Третья важнейшая составляющая монастыря в миру – послушание. Всякое дело, будь то семейные или служебные обязанности, делается для вечности, ради Христа, как исполняется всякое послушание в монастыре. Тогда та премирная жизнь, к которой человек приобщается на богослужении, входя в молитву святых, продолжается для него и за пределами храма: «если я исполняю те или другие обязанности на службе или дома, если я лечу, если я инженер, рабочий, я должен непрестанно предстоять не перед теми, кому я это делаю, а перед Ним, Который всё создал, в ком моя истинная и подлинная жизнь».

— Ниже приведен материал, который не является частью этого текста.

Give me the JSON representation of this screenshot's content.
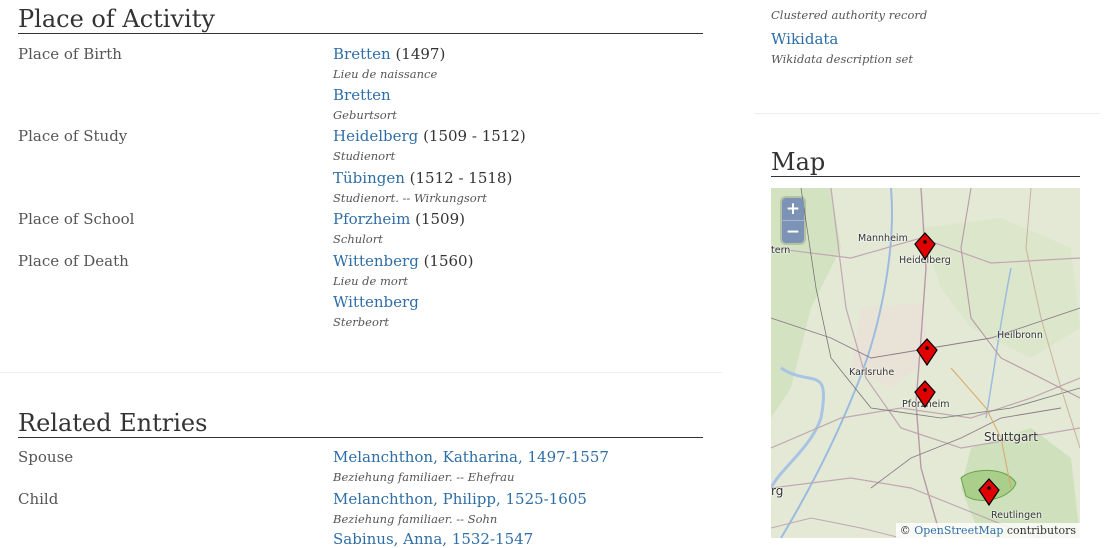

Так отец Сергий описывал опыт отца. Однако, оказавшись после его смерти во главе общины, он прекрасно понимал, что, не имея его духовного опыта и благодатных даров, не сможет заменить его в этом смысле, тем важнее было для него осознать и развить то, что поддерживало жизнь общины в известном смысле независимо от уникальной личности отца Алексия. И в этих усилиях отца Сергия обнаруживается уже его собственный пастырский опыт, не менее важный для нас.

* * *

«Великий практик» отец Алексий эмпирическим путем пришел к созданию своей общины. Филолог-славист отец Сергий дал ей место в традиции. Из древнерусской практики он взял термин «покаяльная семья» – словосочетание, обозначающее священника и его чад, связанных узами духовничества. Эта семья подробно была описана в книге «Древнерусский духовник» профессором МДА, замечательным историком Церкви С. И. Смирновым (1870–1916), которого отец Сергий называл своим учителем. Покаяльная семья возникала по добровольному согласию духовника и приходящих к нему мирян и вовсе не обязательно ограничивалась географическими рамками прихода или села. Вслед за духовническими в ней возникали и подлинно семейные отношения: «Древнерусская покаянная письменность дает знать, что исповедь духовника проникала не только во внутренний мир детей, но и во внешний быт, открывала его непосредственному влиянию древнерусскую семью, куда не проникал или почти не проникал гражданский закон. Справедливо рассуждает Забелин, что древнерусский Домострой развился из духовнических наставлений, что в первое время духовник был единственным исключительным источником учения и назидания; по его советам не только созидалось дело спасения, но и эта временная погибельная жизнь».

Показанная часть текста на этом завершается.